4.13. Histological Analysis
For histopathological examination, liver and other major organs—including the heart, spleen, lungs, and kidneys—were fixed in formalin, embedded in paraffin, and sectioned at a thickness of 4 µm. We stained liver sections with hematoxylin and eosin (H&E) to evaluate general liver architecture and injury. To visualize collagen deposition and fibrosis, we performed Masson’s trichrome and Sirius Red staining. Masson’s stain renders collagen fibers blue, whereas Sirius Red binds specifically to collagen, appearing red under light microscopy and exhibiting birefringence under polarized light.
To evaluate potential off-target toxicity, we stained heart, lung, spleen, and kidney sections from mice treated with saline, free SCU, or SCE (without BDL surgery) with H&E. A pathologist blinded to the treatment groups examined all tissues for signs of inflammation, necrosis, or other histological abnormalities.
4.14. Hydroxyproline Assay
We quantified hepatic hydroxyproline content as a surrogate marker for collagen accumulation and liver fibrosis. For each mouse, we assayed ~50 mg of liver tissue using a commercial hydroxyproline assay kit (Nanjing Jiancheng Bioengineering Institute, China), following the manufacturer’s instructions. Briefly, liver samples were hydrolyzed in concentrated hydrochloric acid at 110 °C for several hours to release free hydroxyproline from collagen. After hydrolysis, the samples were neutralized and treated with, followed by reaction with Ehrlich’s reagent (p-dimethylaminobenzaldehyde) to generate a chromogenic complex. The absorbance of the resulting solution was then measured at 550 nm and compared to a standard hydroxyproline calibration curve. Hydroxyproline content was expressed as micrograms per gram of liver tissue. All measurements were performed in duplicate.
4.16. Immunofluorescence Staining of Liver Sections
Immunofluorescence was performed to visualize key fibrosis markers (collagen I and α-SMA) in liver tissue sections. Paraffin-embedded liver sections (4 µm) were deparaffinized, rehydrated, and subjected to antigen retrieval (heating in citrate buffer, pH 6.0). After blocking with 5% bovine serum albumin and 0.3% Triton X-100 in PBS for 1 h, sections were incubated overnight at 4 °C with primary antibodies against collagen I (rabbit polyclonal, 1:200 dilution) and α-SMA (mouse monoclonal, 1:200). The next day, sections were washed and incubated for 1 h at room temperature in the dark with species-specific secondary antibodies (Alexa Fluor 594–conjugated goat anti-rabbit for collagen I, Alexa Fluor 488–conjugated goat anti-mouse for α-SMA). Nuclei were counterstained with DAPI, and Slides were mounted with antifade medium before fluorescence microscopy.

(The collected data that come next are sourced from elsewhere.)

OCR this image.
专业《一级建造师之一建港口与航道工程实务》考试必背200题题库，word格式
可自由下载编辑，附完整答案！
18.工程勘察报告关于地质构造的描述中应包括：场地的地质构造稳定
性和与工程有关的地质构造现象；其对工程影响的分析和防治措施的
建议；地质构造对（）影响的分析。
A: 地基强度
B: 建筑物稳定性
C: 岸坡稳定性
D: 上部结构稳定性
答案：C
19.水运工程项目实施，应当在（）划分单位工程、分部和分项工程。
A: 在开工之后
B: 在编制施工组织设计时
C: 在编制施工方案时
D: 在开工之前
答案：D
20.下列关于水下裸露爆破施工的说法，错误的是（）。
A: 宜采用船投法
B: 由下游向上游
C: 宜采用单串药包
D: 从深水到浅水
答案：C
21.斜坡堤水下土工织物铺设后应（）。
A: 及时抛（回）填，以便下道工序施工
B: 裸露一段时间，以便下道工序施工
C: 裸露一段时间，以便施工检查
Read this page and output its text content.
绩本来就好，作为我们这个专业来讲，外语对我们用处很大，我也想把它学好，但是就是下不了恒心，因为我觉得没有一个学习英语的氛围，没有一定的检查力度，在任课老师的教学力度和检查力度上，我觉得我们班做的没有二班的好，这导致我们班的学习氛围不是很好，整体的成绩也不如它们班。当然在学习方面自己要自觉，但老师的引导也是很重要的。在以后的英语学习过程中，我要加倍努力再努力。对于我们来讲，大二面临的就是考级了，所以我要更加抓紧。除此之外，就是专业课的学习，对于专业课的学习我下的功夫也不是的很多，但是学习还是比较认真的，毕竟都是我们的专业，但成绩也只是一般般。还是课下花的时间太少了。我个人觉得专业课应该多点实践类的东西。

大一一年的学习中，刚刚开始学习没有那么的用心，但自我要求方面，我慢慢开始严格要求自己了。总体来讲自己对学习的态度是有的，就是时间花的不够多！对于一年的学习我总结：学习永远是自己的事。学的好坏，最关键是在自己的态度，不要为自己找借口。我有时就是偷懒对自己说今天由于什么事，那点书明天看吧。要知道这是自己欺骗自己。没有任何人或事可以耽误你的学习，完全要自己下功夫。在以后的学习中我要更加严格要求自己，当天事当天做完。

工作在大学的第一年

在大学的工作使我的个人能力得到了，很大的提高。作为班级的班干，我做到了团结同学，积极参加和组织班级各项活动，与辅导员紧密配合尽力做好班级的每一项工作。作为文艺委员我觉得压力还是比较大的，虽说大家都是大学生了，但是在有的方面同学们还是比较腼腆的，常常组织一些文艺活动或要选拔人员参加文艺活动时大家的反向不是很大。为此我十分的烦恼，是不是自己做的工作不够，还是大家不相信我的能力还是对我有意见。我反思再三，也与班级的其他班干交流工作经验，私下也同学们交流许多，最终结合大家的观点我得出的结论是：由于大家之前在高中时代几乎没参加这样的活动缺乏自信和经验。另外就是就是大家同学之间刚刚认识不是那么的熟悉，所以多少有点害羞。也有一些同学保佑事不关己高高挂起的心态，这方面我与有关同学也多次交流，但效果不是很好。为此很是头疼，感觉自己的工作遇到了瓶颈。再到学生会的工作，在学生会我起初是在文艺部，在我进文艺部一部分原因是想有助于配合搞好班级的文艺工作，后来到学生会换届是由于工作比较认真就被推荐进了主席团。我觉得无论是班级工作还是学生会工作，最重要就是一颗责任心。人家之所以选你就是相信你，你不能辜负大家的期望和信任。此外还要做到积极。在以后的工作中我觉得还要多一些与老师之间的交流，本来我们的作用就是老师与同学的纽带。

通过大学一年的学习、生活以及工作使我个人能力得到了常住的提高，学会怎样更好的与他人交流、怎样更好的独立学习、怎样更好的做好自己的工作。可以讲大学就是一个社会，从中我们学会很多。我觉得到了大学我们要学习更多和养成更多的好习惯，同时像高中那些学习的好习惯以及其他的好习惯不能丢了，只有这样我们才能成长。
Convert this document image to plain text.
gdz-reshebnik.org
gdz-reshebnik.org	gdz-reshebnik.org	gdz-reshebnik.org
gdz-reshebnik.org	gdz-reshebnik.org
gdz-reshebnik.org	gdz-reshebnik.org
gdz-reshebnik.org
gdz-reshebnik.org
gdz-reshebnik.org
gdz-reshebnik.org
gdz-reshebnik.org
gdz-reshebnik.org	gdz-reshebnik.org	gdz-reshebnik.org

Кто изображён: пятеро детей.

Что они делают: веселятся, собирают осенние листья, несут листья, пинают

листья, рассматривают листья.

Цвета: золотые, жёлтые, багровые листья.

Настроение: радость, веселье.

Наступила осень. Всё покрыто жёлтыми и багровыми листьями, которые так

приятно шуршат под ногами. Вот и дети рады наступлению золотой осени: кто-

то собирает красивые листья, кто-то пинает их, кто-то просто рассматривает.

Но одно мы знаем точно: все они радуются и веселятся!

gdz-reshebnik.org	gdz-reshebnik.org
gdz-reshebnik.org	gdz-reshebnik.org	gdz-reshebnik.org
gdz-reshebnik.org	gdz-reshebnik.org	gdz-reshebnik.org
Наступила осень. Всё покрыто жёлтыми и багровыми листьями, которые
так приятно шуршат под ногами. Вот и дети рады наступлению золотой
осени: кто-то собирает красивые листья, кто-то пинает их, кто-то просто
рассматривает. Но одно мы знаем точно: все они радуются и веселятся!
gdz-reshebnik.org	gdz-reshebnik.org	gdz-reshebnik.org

4.17. Statistical Analysis
For normally distributed data, results are expressed as mean ± SD and analyzed using one-way ANOVA with Tukey’s post hoc test. For data not following a normal distribution (e.g., microbiota abundances), values are presented as median with interquartile range (IQR), and non-parametric tests were applied as appropriate. p < 0.05 (corrected with q value if necessary) was considered statistically significant.